Reader Diane writes in response to my transitive/intransitive love comments: What about the question, "Have I loved you?"? I was raised by 2 people with one of the world's best marriages - and each day their question of "Have I loved you?" ensured that the standard proclamation "I love you" became something much more. It wasn't enough to love eachother the way we each wanted to give love, but to search for how that person wanted/needed to be loved. It focused on the recipient, asking, "Have you felt loved?". I know that it can make an extraordinary difference in a marriage.

I sort of agree. Actually, I think I agree totally with the point, but it needs some comment.

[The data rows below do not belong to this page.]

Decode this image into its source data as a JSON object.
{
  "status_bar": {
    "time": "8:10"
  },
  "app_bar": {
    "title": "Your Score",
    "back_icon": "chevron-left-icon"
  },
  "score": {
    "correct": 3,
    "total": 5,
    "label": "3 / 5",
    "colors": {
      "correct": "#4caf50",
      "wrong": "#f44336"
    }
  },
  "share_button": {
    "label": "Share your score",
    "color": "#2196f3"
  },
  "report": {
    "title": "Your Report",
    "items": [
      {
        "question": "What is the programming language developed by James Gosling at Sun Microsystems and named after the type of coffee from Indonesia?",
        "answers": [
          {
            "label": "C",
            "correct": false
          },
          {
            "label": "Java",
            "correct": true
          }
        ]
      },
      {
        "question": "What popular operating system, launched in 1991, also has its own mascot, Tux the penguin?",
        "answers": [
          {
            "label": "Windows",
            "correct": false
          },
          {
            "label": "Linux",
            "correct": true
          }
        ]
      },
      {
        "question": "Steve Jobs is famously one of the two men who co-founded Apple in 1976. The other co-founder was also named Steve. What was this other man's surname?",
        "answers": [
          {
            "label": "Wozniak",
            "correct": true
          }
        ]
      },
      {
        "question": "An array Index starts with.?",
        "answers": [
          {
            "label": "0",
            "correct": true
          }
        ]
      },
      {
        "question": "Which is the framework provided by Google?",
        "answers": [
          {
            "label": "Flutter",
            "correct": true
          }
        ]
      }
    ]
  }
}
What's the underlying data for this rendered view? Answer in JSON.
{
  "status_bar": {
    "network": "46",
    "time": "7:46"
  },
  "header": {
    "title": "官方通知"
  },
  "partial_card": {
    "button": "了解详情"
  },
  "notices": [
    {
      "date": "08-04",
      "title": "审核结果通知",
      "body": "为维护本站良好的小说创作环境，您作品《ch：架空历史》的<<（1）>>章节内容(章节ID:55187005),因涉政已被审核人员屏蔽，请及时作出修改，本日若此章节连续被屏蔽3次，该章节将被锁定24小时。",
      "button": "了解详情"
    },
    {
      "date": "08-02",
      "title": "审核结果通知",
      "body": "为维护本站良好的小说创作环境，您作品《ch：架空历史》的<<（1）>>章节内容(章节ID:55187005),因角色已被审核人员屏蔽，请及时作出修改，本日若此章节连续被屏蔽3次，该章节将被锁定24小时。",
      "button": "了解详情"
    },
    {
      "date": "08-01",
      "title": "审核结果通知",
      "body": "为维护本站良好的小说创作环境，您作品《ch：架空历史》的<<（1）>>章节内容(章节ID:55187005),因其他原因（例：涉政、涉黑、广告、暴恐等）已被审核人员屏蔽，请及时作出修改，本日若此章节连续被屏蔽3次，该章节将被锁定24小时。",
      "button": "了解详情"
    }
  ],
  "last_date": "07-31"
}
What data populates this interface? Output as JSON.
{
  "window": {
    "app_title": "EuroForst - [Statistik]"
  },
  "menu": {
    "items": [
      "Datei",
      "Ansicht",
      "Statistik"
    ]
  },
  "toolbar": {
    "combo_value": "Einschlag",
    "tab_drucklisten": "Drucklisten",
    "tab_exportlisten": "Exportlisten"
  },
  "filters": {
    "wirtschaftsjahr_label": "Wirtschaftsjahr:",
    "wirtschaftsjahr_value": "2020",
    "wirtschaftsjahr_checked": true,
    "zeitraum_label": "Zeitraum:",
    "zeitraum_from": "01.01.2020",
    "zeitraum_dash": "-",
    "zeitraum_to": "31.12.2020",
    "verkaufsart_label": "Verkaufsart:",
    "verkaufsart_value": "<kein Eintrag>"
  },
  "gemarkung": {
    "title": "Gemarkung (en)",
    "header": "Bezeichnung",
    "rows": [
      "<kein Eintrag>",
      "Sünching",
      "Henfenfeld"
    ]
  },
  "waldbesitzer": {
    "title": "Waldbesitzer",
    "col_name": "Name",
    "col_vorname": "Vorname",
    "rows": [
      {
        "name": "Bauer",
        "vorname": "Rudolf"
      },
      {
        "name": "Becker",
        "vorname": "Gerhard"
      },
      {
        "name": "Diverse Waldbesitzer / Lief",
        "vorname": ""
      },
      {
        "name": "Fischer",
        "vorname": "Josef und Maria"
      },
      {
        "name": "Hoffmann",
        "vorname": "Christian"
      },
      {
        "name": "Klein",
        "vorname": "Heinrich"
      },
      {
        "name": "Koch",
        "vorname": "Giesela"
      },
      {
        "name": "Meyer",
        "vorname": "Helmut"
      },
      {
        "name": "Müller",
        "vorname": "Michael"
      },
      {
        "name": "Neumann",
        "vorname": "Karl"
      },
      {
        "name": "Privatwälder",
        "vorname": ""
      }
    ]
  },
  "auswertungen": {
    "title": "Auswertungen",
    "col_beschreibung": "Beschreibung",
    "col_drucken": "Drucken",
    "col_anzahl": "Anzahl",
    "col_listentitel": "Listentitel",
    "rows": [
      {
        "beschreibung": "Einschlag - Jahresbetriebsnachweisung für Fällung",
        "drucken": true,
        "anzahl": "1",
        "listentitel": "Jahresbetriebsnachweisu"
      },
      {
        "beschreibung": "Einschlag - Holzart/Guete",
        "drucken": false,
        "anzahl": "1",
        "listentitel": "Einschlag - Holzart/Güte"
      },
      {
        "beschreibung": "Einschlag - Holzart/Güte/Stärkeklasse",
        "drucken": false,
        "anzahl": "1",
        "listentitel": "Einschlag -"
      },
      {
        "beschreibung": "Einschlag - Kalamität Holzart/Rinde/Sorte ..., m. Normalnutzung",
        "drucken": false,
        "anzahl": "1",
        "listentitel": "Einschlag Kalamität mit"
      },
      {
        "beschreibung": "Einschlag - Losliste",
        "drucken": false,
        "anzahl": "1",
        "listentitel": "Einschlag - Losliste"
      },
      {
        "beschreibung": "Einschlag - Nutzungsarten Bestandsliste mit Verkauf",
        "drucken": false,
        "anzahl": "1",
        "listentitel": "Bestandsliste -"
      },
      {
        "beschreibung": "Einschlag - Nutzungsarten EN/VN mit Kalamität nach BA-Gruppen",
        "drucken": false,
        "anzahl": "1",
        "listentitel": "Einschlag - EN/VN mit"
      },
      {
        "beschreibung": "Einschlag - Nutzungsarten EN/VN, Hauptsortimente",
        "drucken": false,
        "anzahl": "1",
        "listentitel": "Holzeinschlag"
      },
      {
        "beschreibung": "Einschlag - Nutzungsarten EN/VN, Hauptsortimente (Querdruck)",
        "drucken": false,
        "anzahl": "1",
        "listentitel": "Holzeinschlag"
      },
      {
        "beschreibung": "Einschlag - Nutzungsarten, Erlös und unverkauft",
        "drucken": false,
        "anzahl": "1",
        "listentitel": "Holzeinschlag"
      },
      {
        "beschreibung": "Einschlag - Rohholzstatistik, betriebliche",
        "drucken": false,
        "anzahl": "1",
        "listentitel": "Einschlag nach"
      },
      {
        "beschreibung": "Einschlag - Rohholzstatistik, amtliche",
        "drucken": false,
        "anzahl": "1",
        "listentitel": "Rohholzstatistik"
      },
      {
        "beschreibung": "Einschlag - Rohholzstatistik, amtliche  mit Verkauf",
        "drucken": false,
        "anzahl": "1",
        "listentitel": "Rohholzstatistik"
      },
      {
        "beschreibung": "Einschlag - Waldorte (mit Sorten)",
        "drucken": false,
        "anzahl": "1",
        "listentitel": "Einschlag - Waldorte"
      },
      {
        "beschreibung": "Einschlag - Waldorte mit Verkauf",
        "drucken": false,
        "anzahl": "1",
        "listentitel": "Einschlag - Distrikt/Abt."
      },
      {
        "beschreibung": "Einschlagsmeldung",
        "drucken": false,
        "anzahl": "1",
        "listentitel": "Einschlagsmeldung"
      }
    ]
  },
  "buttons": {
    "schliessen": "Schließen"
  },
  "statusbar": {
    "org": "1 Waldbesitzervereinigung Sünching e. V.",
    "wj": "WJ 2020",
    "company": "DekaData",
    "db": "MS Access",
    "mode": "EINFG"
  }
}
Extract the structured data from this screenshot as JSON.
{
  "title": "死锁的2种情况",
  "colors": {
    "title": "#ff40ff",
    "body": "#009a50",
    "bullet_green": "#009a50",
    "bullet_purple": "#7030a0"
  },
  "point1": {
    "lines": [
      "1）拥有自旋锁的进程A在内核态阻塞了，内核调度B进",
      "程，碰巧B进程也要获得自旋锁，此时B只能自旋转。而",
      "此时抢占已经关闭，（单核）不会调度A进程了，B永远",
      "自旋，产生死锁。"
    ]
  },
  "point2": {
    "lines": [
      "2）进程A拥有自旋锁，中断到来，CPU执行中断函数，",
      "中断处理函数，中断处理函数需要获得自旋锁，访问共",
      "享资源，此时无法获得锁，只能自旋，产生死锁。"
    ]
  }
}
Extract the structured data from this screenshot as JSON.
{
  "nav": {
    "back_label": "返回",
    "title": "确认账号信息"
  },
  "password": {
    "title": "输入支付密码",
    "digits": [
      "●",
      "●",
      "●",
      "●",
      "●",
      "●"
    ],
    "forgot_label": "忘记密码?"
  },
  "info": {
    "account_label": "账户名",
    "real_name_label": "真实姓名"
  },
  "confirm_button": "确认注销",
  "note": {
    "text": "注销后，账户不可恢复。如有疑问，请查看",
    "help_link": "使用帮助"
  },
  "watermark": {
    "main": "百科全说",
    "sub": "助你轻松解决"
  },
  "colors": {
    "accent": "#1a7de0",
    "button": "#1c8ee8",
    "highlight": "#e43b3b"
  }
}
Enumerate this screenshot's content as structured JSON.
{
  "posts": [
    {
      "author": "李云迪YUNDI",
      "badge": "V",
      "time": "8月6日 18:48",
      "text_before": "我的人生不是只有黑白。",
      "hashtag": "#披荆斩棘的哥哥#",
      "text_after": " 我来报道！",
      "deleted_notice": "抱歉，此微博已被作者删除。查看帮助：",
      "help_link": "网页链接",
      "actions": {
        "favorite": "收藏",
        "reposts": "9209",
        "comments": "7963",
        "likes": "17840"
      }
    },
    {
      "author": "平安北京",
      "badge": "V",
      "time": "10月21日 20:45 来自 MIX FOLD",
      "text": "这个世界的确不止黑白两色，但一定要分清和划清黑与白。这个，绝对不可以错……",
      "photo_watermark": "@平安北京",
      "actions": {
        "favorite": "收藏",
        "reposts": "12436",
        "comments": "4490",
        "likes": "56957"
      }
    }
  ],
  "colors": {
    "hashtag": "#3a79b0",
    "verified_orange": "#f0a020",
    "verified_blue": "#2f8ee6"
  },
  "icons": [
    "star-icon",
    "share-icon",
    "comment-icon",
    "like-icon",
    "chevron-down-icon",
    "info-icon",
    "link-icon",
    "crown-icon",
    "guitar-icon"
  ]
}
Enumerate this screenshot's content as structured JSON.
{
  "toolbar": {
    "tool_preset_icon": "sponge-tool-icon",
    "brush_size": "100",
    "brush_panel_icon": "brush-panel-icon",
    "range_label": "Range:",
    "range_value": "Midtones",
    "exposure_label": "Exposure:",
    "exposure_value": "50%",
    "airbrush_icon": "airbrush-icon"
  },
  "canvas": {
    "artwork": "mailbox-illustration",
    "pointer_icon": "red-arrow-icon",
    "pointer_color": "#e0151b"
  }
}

"I" is the enemy of "we" in a marriage, and "we" is the purpose of a marriage. This may be why the first year or two is so very, very hard for some people. People who get married and then decide to "self-actualize" (not at all what Diane was saying) don't seem to understand that it is in the marriage that they will be "self-actualized." A marriage, or a Christian one at any rate (and, I suspect a Jewish one, as well) is not something one has or does part of the time, when one feels benevolently for some set of hours in the day. The Marriage is what you become. No more "me", no more "you". Only "us".

Now, of course few of us are capable of committing ourselves as fully to "us" as we are to "me". (The Kairos Guy himself has been known to struggle with this on very rare occasions.) And I oversimplify the problem, by omitting the question of children from the "us." (But I am writing this with a recently married friend, and one considering engagement, in mind, so oversimplification is necessary for this stage. Baby steps. {Get it? "Baby steps"? Ha ha! I slay me!!}) So, to the extent that asking "have I loved you" reminds me that I have been more focused on the half of us that resides in my body, I am totally and completely in favor. But, though I am quite sure Diane's parents didn't mean or do this, to the extent it leads to "Yes I have. What a fine fellow I am for it, too" it misses the point of marriage by as wide a margin as "Have you loved me today?"

The thought, "My wife is in the way of what I want to do," in a perfect marriage would lead to the realization, "Good. Because it is not what I want to do that matters, but what we want to do." It is very much akin to the Christian notion of humility: the object isn't to debase oneself, but to forget oneself. "Will it be best for me to accept the promotion? Of course. Will it be best for us? Perhaps not." If you take the approach of debasing, all you do is weaken the whole, the "one flesh" that a marriage is.

In a marriage properly done, that old cliche about "the whole being greater than the sum of the parts" becomes understandable and literally true. By myself, I can only be in one place at one time. Married, I can, in a sense, bilocate. And don't try to tell me that's true of people who are just dating, too. When was the last time your girlfriend was able to represent you at a funeral while you went to a soccer game? There are many, many other was in which this sort of thing manifests itself. But--and here's the real kicker--they only work when you really do take the humility and the "we/us" not "me/you" approach to marriage. When you maintain "I" as the locus of yourself, everyone around you knows it, and the bilocation and "whole greater than sum" part doesn't work. You can't ask your wife to attend to your unpleasant duty while you do the pleasant one and have anyone else accept it, unless they know that you and she would have switched places in a second if that had been the better way to arrange it. They will know you didn't arrange things for the best of all concerned, but only for yourself.

This has ranged pretty far from "have I loved you," which I think a fine and commendable way to end a day, particularly in trying times, and particularly if you are honest enough with yourself to realize that even on the very best day of your marriage the answer probably is, "Not enough."